Monthly Catch-Up: Duncan Rowland
24 Oct 2017
This month we caught up with Duncan Rowland, CEO of the Livestock Biosecurity Network (LBN). After recently moving on from AHA we had a chat about his experiences here and his thoughts about the industry and LBN’s future.
What was the motivation behind studying veterinary public health management?
I needed some formal qualifications in the veterinary field that built on my years of experience in the biosecurity and animal health sector. I required some formal training in epidemiology and public health areas but didn’t need to know how to diagnose a sick animal. The Masters provided just that as well as an array of management subjects as well.
How did you get your start in the industry?
I first started working for the University of Sydney in the Department of Veterinary Science and Vet Hospital as a large animal vet nurse and technical officer, setting up surgical and anaesthetic practical classes, where I gained a huge understanding of animal health in production animals and horses. From there I went to the Kimberley in WA and worked on a cattle station and assisted the owner, who was a vet, complete Tuberculosis clearances of properties as part of the Tuberculosis/Brucellosis eradication program.
I came back to the east coast and studied agriculture at Charles Sturt University. When I graduated I started in the feedlot industry, where for over 13 years on the eastern seaboard I worked my way through the feedlot hierarchy to manager. My feedlot career highlighted one of the major pillars of any feedlot is animal health and biosecurity – really it is a make or break discipline for any feedlot operation.

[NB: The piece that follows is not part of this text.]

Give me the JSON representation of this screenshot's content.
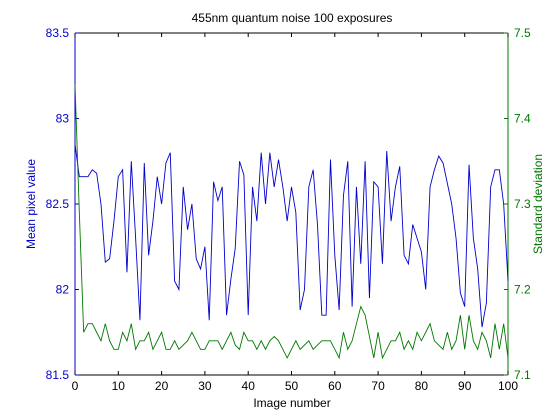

Whilst managing feedlots I became a councillor of Australian Lot Feeders Association and was the chair of the animal health and welfare committee for five years out of my seven year tenure. During this time I worked closely with AHA negotiating the Emergency Animal Disease Response Agreement (EADRA) and involved in a number of other projects.
You’ve been with AHA for a number of years, any highlights from along the way?
The highlight for me has been working with a great bunch of Members that are very passionate about their relationship with AHA and the EADRA. I have loved working with the governments and industry in implementing the National Livestock Identification System across the different sectors and look forward to seeing the systems strengthen and meet the expectations of our trading partners.
What are you most looking forward to about your new role at LBN?
Working with a team of dedicated and passionate staff and Directors in achieving the goals set out in the Strategic Plan 2017-22. There is a lot of potential for LBN in the livestock sector and we need to work out how we can continue (and build) on, the great work already achieved as part of the pilot project and over the last 12 months.
What are your thoughts about the industry’s future?
I don’t think there is an industry sector that is not in a position to launch into an exciting phase of growth and along with this comes a need to ensure the industry systems are in place to ensure a safe, healthy product is delivered to market. Producers need to realise that these systems are important to the longevity of supplying product to a market, for without it there is no continuity in supply and we all just become price-takers for our products.
Feel free to add any other comments thoughts!
Very much looking forward to working with the LBN Board and staff to develop LBN into a well-respected company for the supply of information relating to biosecurity, livestock welfare, and food safety. I have absolutely loved working with the many AHA stakeholders, Directors and staff over the years and look forward to my continued relationship with the company into the future.